SROs embrace a variety of governance structures. In many instances, industries elect their own leadership to an SRO board to sit alongside other board-appointed members. Although many SROs operate under some oversight from the Securities and Exchange Commission or Commodities Futures Commission, no public official accountable to the President selects their leadership. In some instances, for-profit SROs take shareholder votes to elect leadership while simultaneously operating as a regulator and a market participant. For example, Nasdaq, Inc., a for-profit corporate SRO, prominently warns investors that the business model contains a significant risk factor because Nasdaq owes “self-regulatory obligations and also operate[s] for-profit businesses.”13 It explains that “these two roles may create conflicts of interest” and that it has “obligations to regulate and . . . ensure compliance with applicable law and the rules of our markets.”14

Putting to the side whether the Supreme Court would be right or wrong to meddle with the critically important SRO model, the risk continues to grow. The post-Trump era Supreme Court now pursues its own objectives, and the possibility that the Supreme Court may disrupt some significant SRO in the future must be carefully considered. In Supreme Risk, I highlight four different doctrines posing escalating threats to the SRO model: (i) nondelegation; (ii) separation of powers; (iii) appointments clause; and (iv) state action. Any of these doctrines could cause significant problems for SROs.
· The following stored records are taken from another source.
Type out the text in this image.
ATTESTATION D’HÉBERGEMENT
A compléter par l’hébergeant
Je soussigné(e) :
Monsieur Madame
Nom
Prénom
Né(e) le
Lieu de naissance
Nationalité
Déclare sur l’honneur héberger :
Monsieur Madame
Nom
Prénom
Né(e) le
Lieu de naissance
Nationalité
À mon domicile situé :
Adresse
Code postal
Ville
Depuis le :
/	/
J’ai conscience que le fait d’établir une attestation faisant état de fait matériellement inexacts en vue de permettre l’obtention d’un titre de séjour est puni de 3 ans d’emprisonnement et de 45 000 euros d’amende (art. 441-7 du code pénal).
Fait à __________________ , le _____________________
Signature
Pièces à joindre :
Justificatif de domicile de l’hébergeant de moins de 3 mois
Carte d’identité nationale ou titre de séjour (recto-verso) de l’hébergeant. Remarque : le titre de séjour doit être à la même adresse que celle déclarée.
This is not to say that the Supreme Court will deliberately try to trigger a financial crisis. It may cause one by failing to appreciate market reactions or the consequences of invalidating some significant SRO rule. The possibility of some significant financial market problems may not be a valid concern for a Supreme Court fixated on fidelity to its view of the constitution. Indeed, Justice Gorsuch recently indicated that he disagreed with a majority decision not to award relief simply because “affording a more traditional remedy here could mean unwinding or disgorging hundreds of millions of dollars that have already changed hands.”15

Ultimately, policymakers must plan for how to maintain orderly markets if the SRO system were to suffer a major interruption. I suggest approaching Congress now to seek explicit emergency authority for federal regulators to take over SRO operations should the Supreme Court declare the model unconstitutional. Having a contingency plan and authority in place could greatly limit potential damage.
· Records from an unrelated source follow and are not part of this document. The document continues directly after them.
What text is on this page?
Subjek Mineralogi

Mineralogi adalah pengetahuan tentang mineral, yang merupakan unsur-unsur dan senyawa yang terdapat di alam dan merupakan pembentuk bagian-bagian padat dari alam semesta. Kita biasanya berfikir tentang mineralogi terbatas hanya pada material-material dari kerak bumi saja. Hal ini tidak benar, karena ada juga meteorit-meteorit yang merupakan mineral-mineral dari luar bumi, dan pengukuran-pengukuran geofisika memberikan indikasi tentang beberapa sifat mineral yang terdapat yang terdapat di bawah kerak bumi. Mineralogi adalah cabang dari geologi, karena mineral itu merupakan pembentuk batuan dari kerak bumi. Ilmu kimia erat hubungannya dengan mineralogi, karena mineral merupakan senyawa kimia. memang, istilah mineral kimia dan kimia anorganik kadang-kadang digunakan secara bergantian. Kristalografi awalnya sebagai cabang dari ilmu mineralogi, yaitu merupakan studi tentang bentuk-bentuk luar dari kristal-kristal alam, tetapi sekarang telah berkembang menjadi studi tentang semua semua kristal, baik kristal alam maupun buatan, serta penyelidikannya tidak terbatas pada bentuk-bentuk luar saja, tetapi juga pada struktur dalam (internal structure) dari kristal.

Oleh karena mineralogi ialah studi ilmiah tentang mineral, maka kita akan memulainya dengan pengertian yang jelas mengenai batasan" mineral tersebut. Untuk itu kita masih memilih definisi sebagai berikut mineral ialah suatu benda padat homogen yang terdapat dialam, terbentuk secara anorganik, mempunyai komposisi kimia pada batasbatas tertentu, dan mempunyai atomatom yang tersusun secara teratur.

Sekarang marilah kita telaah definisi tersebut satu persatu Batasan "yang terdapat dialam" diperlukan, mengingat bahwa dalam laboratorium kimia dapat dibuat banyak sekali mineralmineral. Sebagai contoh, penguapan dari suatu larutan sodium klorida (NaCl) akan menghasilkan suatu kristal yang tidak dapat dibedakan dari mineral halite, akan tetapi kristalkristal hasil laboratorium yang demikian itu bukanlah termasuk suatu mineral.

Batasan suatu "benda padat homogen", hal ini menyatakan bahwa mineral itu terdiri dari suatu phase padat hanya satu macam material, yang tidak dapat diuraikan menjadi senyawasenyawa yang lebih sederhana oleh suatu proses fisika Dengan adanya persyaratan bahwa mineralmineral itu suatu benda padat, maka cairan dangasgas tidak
  • 1Steven L. Schwarcz, Systemic Risk, 97 GEO. L.J. 193, 204 (2008).
  • 2Edwards Benjamin, Supreme Risk, Flo. L. Rev. (forthcoming Aug. 2021).
  • 3Nat'l Fed'n of Indep. Bus. v. Dep't of Lab., Occupational Safety & Health Admin., 142 S. Ct. 661 (2022).
  • 4Id. at 666.
  • 5Id. at 668-69.
  • 6West Virginia v. EPA, Nos. 20-1530, 20-1531, 20-1778, 20-1780, 2022 U.S. LEXIS 3268, at *35 (June 30, 2022) (internal quotation and citation omitted)
  • 7Id. at *38.
  • 8Id. at *35.
  • 9Id.
  • 10J.W. Hampton, Jr., & Co. v. United States, 276 U.S. 394, 409 (1928).
  • 11Standard Investment Chartered, Inc. v. National Association of Securities Dealers, 637 F.3d 112, 114 (2d Cir. 2011).
  • 12United States v. Solomon, 509 F.2d 863, 869 (2d Cir. 1975).
  • 13Nasdaq, Inc., Annual Report 25 (Form 10-K) (Feb. 23, 2021).
  • 14Id.
  • 15Collins v. Yellen, 141 S. Ct. 1761, 1799 (2021) (Gorsuch, J., concurring in part).